Nicolas Ghesquière

Ghesquière, Nicolas (1971)

Nicolas Ghesquière, the haute couture futurist

Nicolas Ghesquière is a French fashion designer born on 9 May 1971 in Comines. He was creative director of Balenciaga from 1997 to 2012 and, since 2013, artistic director of Louis Vuitton. Nicolas Ghesquiere has earned a reputation as the most original designer of his generation. Ghesquière has received numerous awards and accolades for his creativity including in 2001, the International Designer Award from the Council of Fashion Designers of America. In 2007, he was appointed Chevalier de l’Ordre des Arts et des Lettres and in December 2014, the British Fashion Awards named him International Designer of the Year.  

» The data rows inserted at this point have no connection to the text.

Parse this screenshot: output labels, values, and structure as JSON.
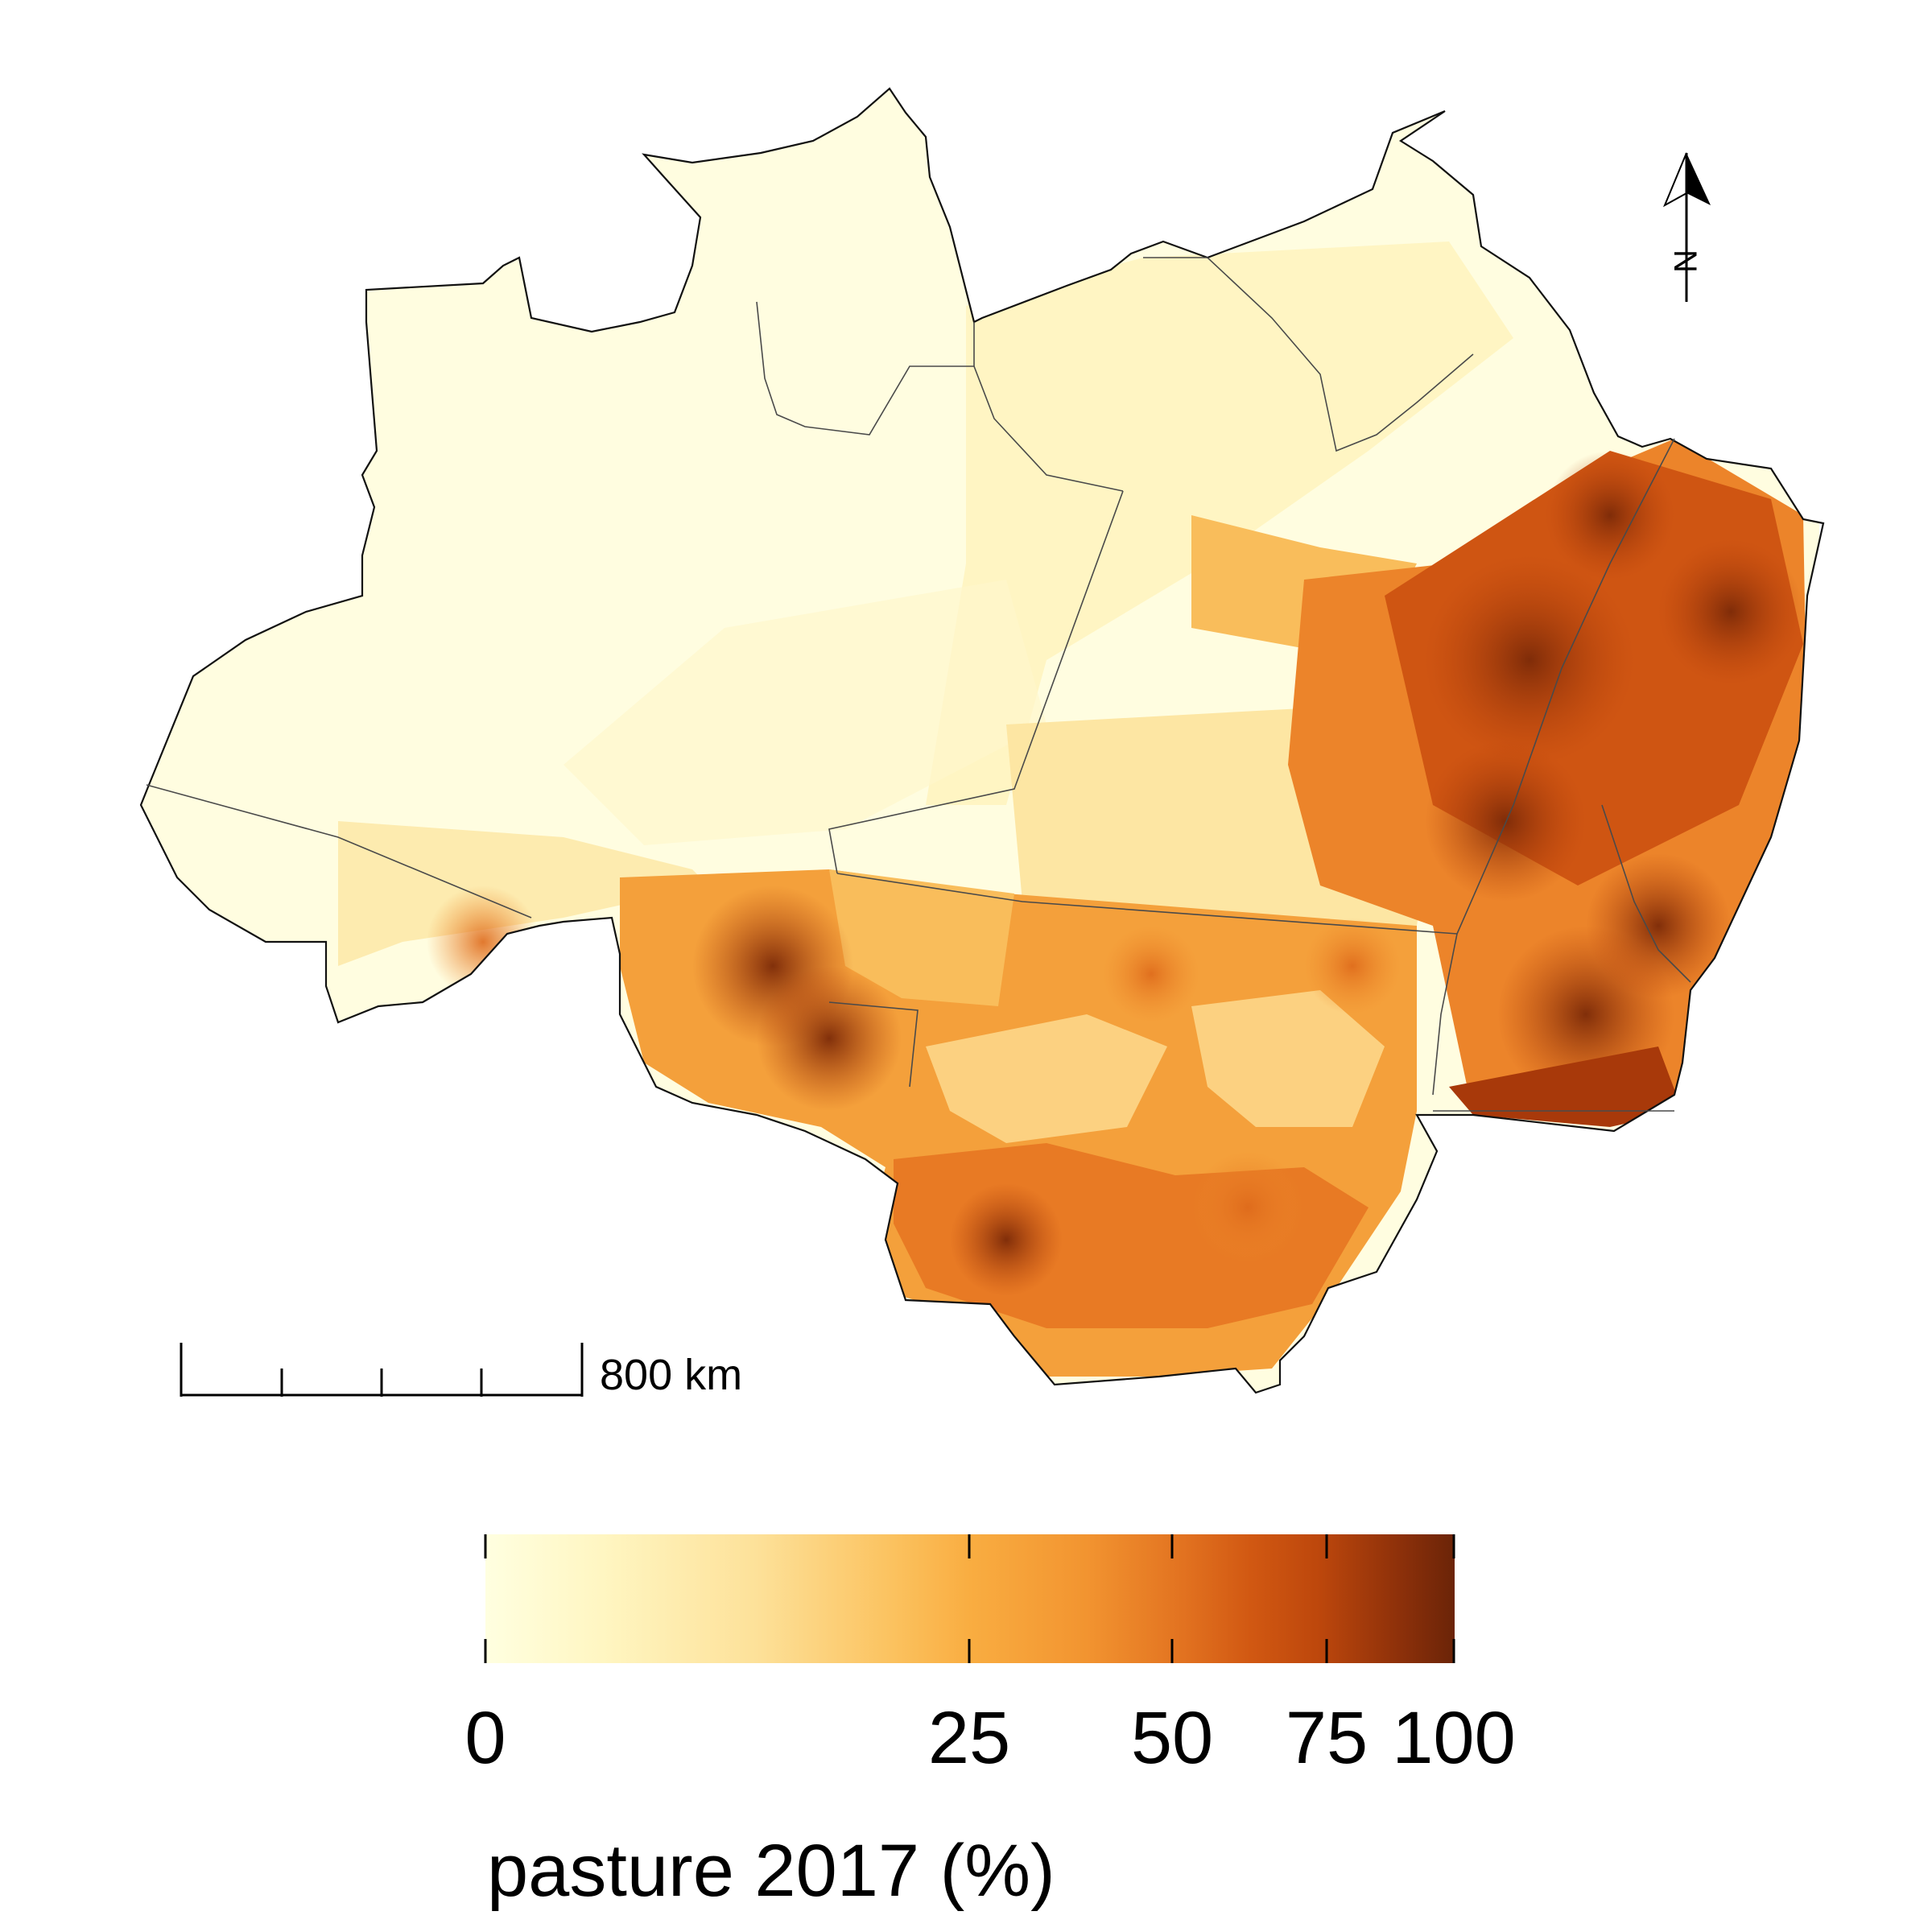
{
  "map": {
    "north_arrow_label": "N",
    "scale_bar_label": "800 km",
    "scale_bar_segments": 4
  },
  "legend": {
    "title": "pasture 2017 (%)",
    "ticks": [
      0,
      25,
      50,
      75,
      100
    ],
    "range": [
      0,
      100
    ],
    "scale": "nonlinear (quantile-stretched colour bar)",
    "colors": {
      "c0": "#ffffe0",
      "c10": "#fff1b4",
      "c20": "#fdd36e",
      "c25": "#f9ad41",
      "c40": "#ef8a2b",
      "c50": "#de6a1b",
      "c65": "#c84c0e",
      "c75": "#a8390a",
      "c100": "#6b2408"
    }
  },
  "regions": [
    {
      "name": "north-west",
      "level": "very low"
    },
    {
      "name": "north-centre",
      "level": "low"
    },
    {
      "name": "south-west",
      "level": "moderate"
    },
    {
      "name": "south",
      "level": "moderate to high"
    },
    {
      "name": "east",
      "level": "high to very high"
    }
  ]
}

The beginning of his career: Jean Paul Gaultier and Balenciaga

In the early 1990s, he worked as assistant to the famous French fashion designer Jean Paul Gaultier. After a few years he left the position to devote himself to freelancing. In 1997, he joined Balenciaga, replacing Thimister. During his tenure, the designer refreshed the aesthetics of a fashion house in decline. During his direction, sales doubled in the first three years. His collections, including trends inspired by the 1980s and the iconic Lariat bag, are well received by customers.  

Nicolas Ghesquière
Lariat bag by Ghesquière for Balenciaga

  For autumn/winter 2004, the designer designed a collection consisting mainly of leather outerwear with an oversize line. The biker jacket, covered with a thick layer of shearling, became a seasonal trend. With the spring/summer 2007 collection, Ghesquière was inspired by the world of robotics, bringing gold and bronze leggings with a commercial value of $100,000 to the catwalk. The famous singer Beyoncé wore them during BET in 2007.  

Louis Vuitton

Sixteen years after his debut at Balenciaga, Nicolas Ghesquière was appointed creative director of Louis Vuitton, just a few weeks after Marc Jacobs‘ farewell to the brand. It’s 2013.

“Louis Vuitton has always embodied, for me, the idea of luxury, innovation and exploration,” says Ghesquiére. “I am very honoured by the mission entrusted to me and proud to become part of the history of this great Maison. We share common values and visions.”

While maintaining the brand’s traditional values, all the collections show Ghesquière’s fascination with digital technology, multi-ethnic mixes and punk references. They also served as a continuum to the designer’s previous creative work. One example among many is the autumn/winter 2014 collection of A-line jackets, belted (1970s style), combined with fabrics and colours designed to symbolise the timeless style for which LV is prized.

Louis Vuitton, autumn/winter 2014 collection

In 2018, the collaboration with iconoclast Rei Kawakubo (already active in 2014 with Jacobs) returns for a series of “Bag Whit Holes” bags; a project that also returns in 2021 for the men’s line directed by Virgil Abloh.

With Nicholas Ghesquière, Louis Vuitton’s shows also take place in cultural venues, as attested by the pop-inspired (and Stranger Things on Netflix) Resort 2018 collection presented at the Miho Museum in Kyoto.

In 2021, as a result of the Covid-19 pandemic, Nicolas is forced to present the collection digitally (but staged under the dome of La Samaritaine), he creates a fashion show with a 360° view. The spectators, connected via live streaming, saw footage of some clips by director Wim Wenders, such as some scenes from ‘The Sky Over Berlin’ (1987).

Nicolas Ghesquière
Louis Vuitton, spring/summer 2021 collection

Having undoubtedly contributed to Louis Vuitton’s recent success, in November 2023 the fashion house renewed Ghesquière’s contract for another five years.